Monday, November 08, 2010

Back On the Blog Chain: Where Do Characters Come From?

This round, Abby wants to learn about our characters:

Where do your characters come from? And once they've been introduced to you, how do you get to know them?

Kate posted before me, and Eric will post tomorrow.

Unfortunately for me, if there's such a thing as a Characters'R'Us store, I have yet to find it. I would say for me, characters tend to start with the original idea I get for a story. For example, when I came up with the idea for my novella "Move Over Ms. L.," I wanted to write about someone listening to the Beatles perform at the Cavern Club before they hit it big. I wanted a SF twist, so I came up with a time traveler from the future. I then started asking myself questions, such as "Why was this person go then and there?" and "Why was she in particular chosen for this mission?" Gradually, as I turned the idea over in my mind, the character of Joanna Lennon, the great-granddaughter of John Lennon who preferred science to rock'n'roll, came to mind. I don't often develop a character through directed questions the way I did for this particular story; more often, I look for people who might be involved in the particular story idea I have in mind and go from there, pre-writing in my thoughts as I think about characters and possible scenes for a story.

Another important source of characters for me is other characters. I've mentioned before in a previous blog chain post how my story ideas turn into family sagas. So after my first set of characters have their adventures, fall in love, and start families, I have to find something to do with their kids. My current projects, Across Two Universes and the sequel Catalyst in the Crucible, involve children of characters in "Move Over Ms.
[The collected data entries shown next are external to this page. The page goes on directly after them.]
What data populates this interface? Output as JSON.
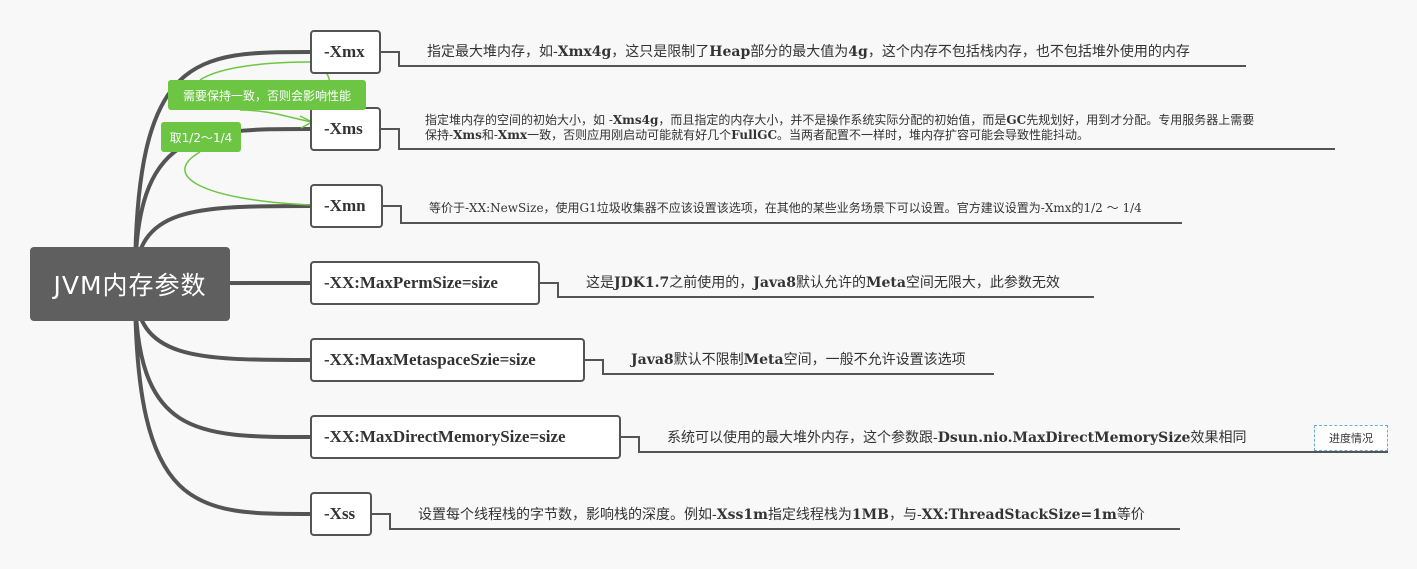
{
  "root": {
    "label": "JVM内存参数"
  },
  "params": [
    {
      "name": "-Xmx",
      "desc": [
        [
          {
            "t": "指定最大堆内存，如-"
          },
          {
            "t": "Xmx4g",
            "b": true
          },
          {
            "t": "，这只是限制了"
          },
          {
            "t": "Heap",
            "b": true
          },
          {
            "t": "部分的最大值为"
          },
          {
            "t": "4g",
            "b": true
          },
          {
            "t": "，这个内存不包括栈内存，也不包括堆外使用的内存"
          }
        ]
      ]
    },
    {
      "name": "-Xms",
      "desc": [
        [
          {
            "t": "指定堆内存的空间的初始大小，如 -"
          },
          {
            "t": "Xms4g",
            "b": true
          },
          {
            "t": "，而且指定的内存大小，并不是操作系统实际分配的初始值，而是"
          },
          {
            "t": "GC",
            "b": true
          },
          {
            "t": "先规划好，用到才分配。专用服务器上需要"
          }
        ],
        [
          {
            "t": "保持-"
          },
          {
            "t": "Xms",
            "b": true
          },
          {
            "t": "和-"
          },
          {
            "t": "Xmx",
            "b": true
          },
          {
            "t": "一致，否则应用刚启动可能就有好几个"
          },
          {
            "t": "FullGC",
            "b": true
          },
          {
            "t": "。当两者配置不一样时，堆内存扩容可能会导致性能抖动。"
          }
        ]
      ]
    },
    {
      "name": "-Xmn",
      "desc": [
        [
          {
            "t": "等价于-XX:NewSize，使用G1垃圾收集器不应该设置该选项，在其他的某些业务场景下可以设置。官方建议设置为-Xmx的1/2 ～ 1/4"
          }
        ]
      ]
    },
    {
      "name": "-XX:MaxPermSize=size",
      "desc": [
        [
          {
            "t": "这是"
          },
          {
            "t": "JDK1.7",
            "b": true
          },
          {
            "t": "之前使用的，"
          },
          {
            "t": "Java8",
            "b": true
          },
          {
            "t": "默认允许的"
          },
          {
            "t": "Meta",
            "b": true
          },
          {
            "t": "空间无限大，此参数无效"
          }
        ]
      ]
    },
    {
      "name": "-XX:MaxMetaspaceSzie=size",
      "desc": [
        [
          {
            "t": "Java8",
            "b": true
          },
          {
            "t": "默认不限制"
          },
          {
            "t": "Meta",
            "b": true
          },
          {
            "t": "空间，一般不允许设置该选项"
          }
        ]
      ]
    },
    {
      "name": "-XX:MaxDirectMemorySize=size",
      "desc": [
        [
          {
            "t": "系统可以使用的最大堆外内存，这个参数跟-"
          },
          {
            "t": "Dsun.nio.MaxDirectMemorySize",
            "b": true
          },
          {
            "t": "效果相同"
          }
        ]
      ]
    },
    {
      "name": "-Xss",
      "desc": [
        [
          {
            "t": "设置每个线程栈的字节数，影响栈的深度。例如-"
          },
          {
            "t": "Xss1m",
            "b": true
          },
          {
            "t": "指定线程栈为"
          },
          {
            "t": "1MB",
            "b": true
          },
          {
            "t": "，与-"
          },
          {
            "t": "XX:ThreadStackSize=1m",
            "b": true
          },
          {
            "t": "等价"
          }
        ]
      ]
    }
  ],
  "callouts": [
    {
      "label": "需要保持一致，否则会影响性能"
    },
    {
      "label": "取1/2～1/4"
    }
  ],
  "tag": {
    "label": "进度情况"
  },
  "colors": {
    "branch": "#545454",
    "callout": "#6cc644",
    "tag_border": "#6aaed6",
    "root": "#5f5f5f"
  }
}
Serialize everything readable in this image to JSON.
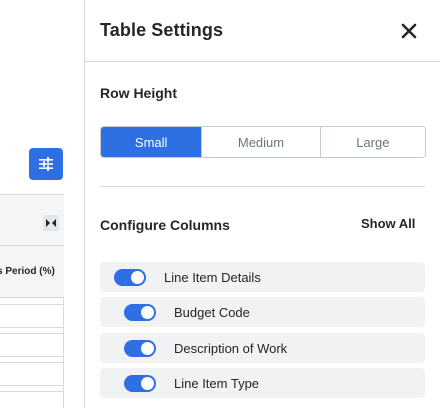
{
  "background_table": {
    "header_label": "s Period (%)"
  },
  "panel": {
    "title": "Table Settings",
    "close_icon": "close-icon",
    "row_height": {
      "label": "Row Height",
      "options": [
        "Small",
        "Medium",
        "Large"
      ],
      "selected": "Small"
    },
    "configure_columns": {
      "label": "Configure Columns",
      "show_all_label": "Show All",
      "items": [
        {
          "label": "Line Item Details",
          "enabled": true
        },
        {
          "label": "Budget Code",
          "enabled": true
        },
        {
          "label": "Description of Work",
          "enabled": true
        },
        {
          "label": "Line Item Type",
          "enabled": true
        }
      ]
    }
  },
  "colors": {
    "accent": "#2f6fe4",
    "row_bg": "#f1f2f3",
    "border": "#d6dadc"
  }
}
L." (I've de-Lennonized these books, so they're not direct sequels at this point. If I ever publish my novella, I'll have to decide if I want to use the original version or alter it to fit the other stories.)

I don't have a formal process for getting to know my characters. I don't normally write character sheets (I keep all that information in my head, though I did prepare a few character sheets as part of NaNoWriMo prep) or interview them. I get to know them as I play with them in my head, then as I write and revise. Sometimes they change considerably from draft to draft. I do feel part of me has to go into each character for me to make him or her authentic.

The phrasing of this question reminded me of the song "Getting to Know You," so I'll end this post by sharing this YouTube video from The King and I:

11 comments:

Carolyn V. said...

Sometimes I have to just sit down and start writing to know my characters. =)

writerchick6 said...

Nice! I wish I found a Characters R Us store!

Michelle H. said...

Characters R Us? I wonder how their pricing would be? Great answer!

Eric said...

Such an analytical and yet meandering way to deal with characters. And I mean that in the best way possible. It's really interesting how all of us create our characters. Great post!

nomadshan said...

As with your Joanna Lennon, the motivation behind a plot point often gives me my character.

Michelle McLean said...

ahhh I love that movie :D And oooo a Characters R Us...I'd definitely be making out a Christmas wish list LOL Great post!

Kat Harris said...

I'm not a shopper. The idea of Characters R Us makes me shudder.

:-)

lbdiamond said...

Characters R Us--that's great!

I don't do character sheets either. I think the organic nature of just writing the story helps me get to know how the character will react to certain things. Leaves a lot of work for me in the revision stage, but, eh, it works. ;)

Shaun Hutchinson said...

I tried to do character sheets a long time ago but I always found that it was better when my characters told me who they were rather than the other way around.

Cole Gibsen said...

I love character sheets. I can't write without them. But it could just be because my memory isn't what it used to be. lol

Kate Karyus Quinn said...

It's interesting how you want to follow your character's children and on and on. It's like they are real people who you don't want to lose touch with!